One of my main goals in this life is to fully align my mind, body and soul. Through this search I have found a plethora of techniques that have helped me to focus on the present and leave the past and future where they naturally rest. My latest venture took me to Float, San Antonio’s premier float spa and sensory deprivation tank center, located at 4535 Fredericksburg Rd.

First, what is floating?

Floating is a way to pause the hectic, over-stimulation of daily life and enter a state of pure mental and physical relaxation. By removing the endless stream of sensory input, your mind has a chance to recharge, rest, and recover with renewed perspective and energy. So how do we do all this? With the float tank, also known as a pod, sensory deprivation tank, or isolation tank.

The standard isopod.

They vary in size, but the typical tank is 8′ long and 5-6′ wide. They are enclosed, but the door never locks or latches. It holds about 10″ of water, which is saturated with 1000-1,200 pounds of Epsom salt. This creates a solution more buoyant than the Dead Sea, and you float on your back about half in and half out of the water. The water is kept at a constant temperature of around 93.5 degrees which soon becomes almost imperceptible because it is the exact temperature of your skin! The line between the air and the water becomes blurred which can feel as if you are floating in space. As you enter the tank there will be light music and soft lights. The tank is sound proof and once the lights and music fade out, there is no visual or auditory stimulation.

When I first read that I would be enclosed in a small space, my hands began to sweat.
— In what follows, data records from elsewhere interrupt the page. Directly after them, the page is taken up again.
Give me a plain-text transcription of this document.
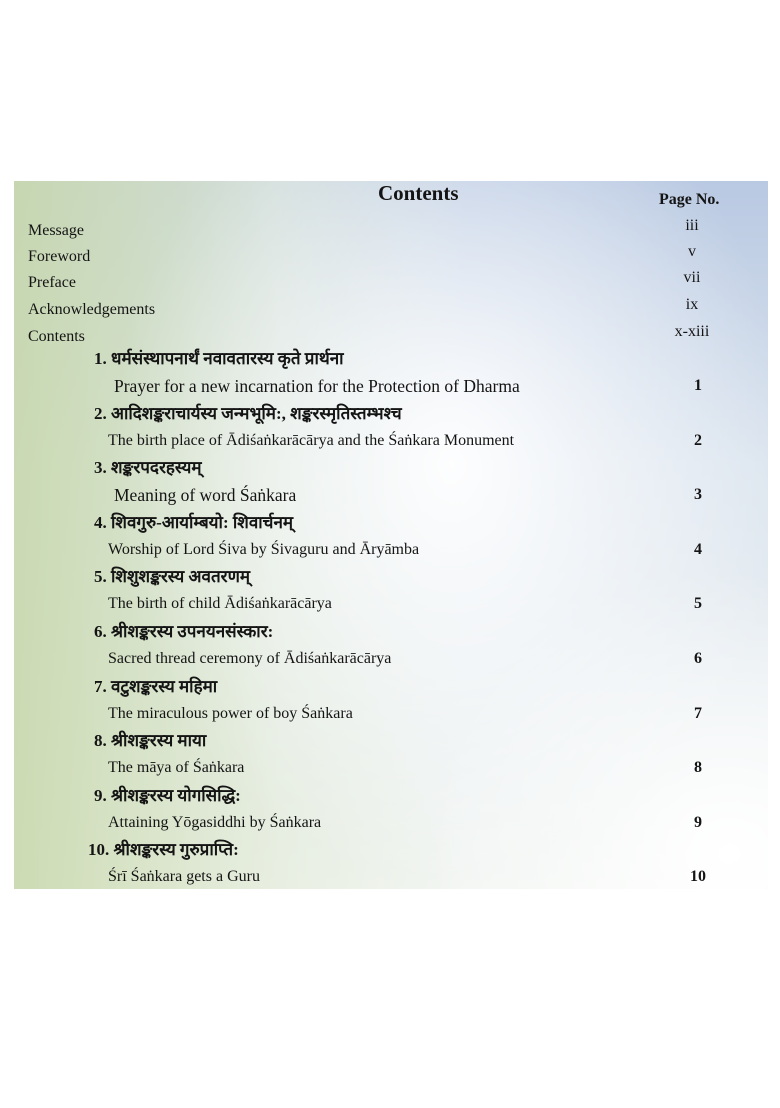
Contents	Page No.
Message	iii
Foreword	v
Preface	vii
Acknowledgements	ix
Contents	x-xiii
1. धर्मसंस्थापनार्थं नवावतारस्य कृते प्रार्थना
Prayer for a new incarnation for the Protection of Dharma	1
2. आदिशङ्कराचार्यस्य जन्मभूमि:, शङ्करस्मृतिस्तम्भश्च
The birth place of Ādiśaṅkarācārya and the Śaṅkara Monument	2
3. शङ्करपदरहस्यम्
Meaning of word Śaṅkara	3
4. शिवगुरु-आर्याम्बयो: शिवार्चनम्
Worship of Lord Śiva by Śivaguru and Āryāmba	4
5. शिशुशङ्करस्य अवतरणम्
The birth of child Ādiśaṅkarācārya	5
6. श्रीशङ्करस्य उपनयनसंस्कार:
Sacred thread ceremony of Ādiśaṅkarācārya	6
7. वटुशङ्करस्य महिमा
The miraculous power of boy Śaṅkara	7
8. श्रीशङ्करस्य माया
The māya of Śaṅkara	8
9. श्रीशङ्करस्य योगसिद्धि:
Attaining Yōgasiddhi by Śaṅkara	9
10. श्रीशङ्करस्य गुरुप्राप्ति:
Śrī Śaṅkara gets a Guru	10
I have a slight (ok, perhaps it’s larger than I care to admit) form of claustrophobia and the thought of being in a pod for 60 minutes was slightly terrifying.

The first question I asked upon my arrival is, “How do I get out of here?” Jeremy, the owner and executive director of Float, assured me that all I had to do was press on the door. He then showed me the larger zero gravity tank that would make my floating experience far more pleasurable.

After our robes were on we began our 15 minute session in the Zero Gravity massage chair. I appreciated this time immensely because I was able to relax before entering the zero gravity tank. Jacqueline was going to be in the traditional i-sopod.

When the massage time was up, Jacqueline and I headed to our Float rooms and after a quick shower, I found myself floating amongst darkness, and peace. I don’t believe I had any worries flood my brain, besides the present one which was my irrational fear of being locked in a tank. Once I reassured myself through positive talk and deep breathing, I was able to float. When I say I didn’t worry, I mean I didn’t even have to actively keep my mind from wandering into the depths of my endless thoughts. They merely didn’t come up because of the sensory deprivation.

When I emerged I felt a sense of strength for overcoming yet another fear and I felt a calmness that lasted with me throughout the week. Float also features an area to experience after your float – a room with art along the walls and notebooks and sketchbooks for everyone to use. I spent the first few minutes outside of the tank reading about the experience other floaters had before me.

Will I be going back to float anytime soon? Yes! I feel that floating will continue to alter my life for the better and remind me to always focus on the present moments, for that is all we have.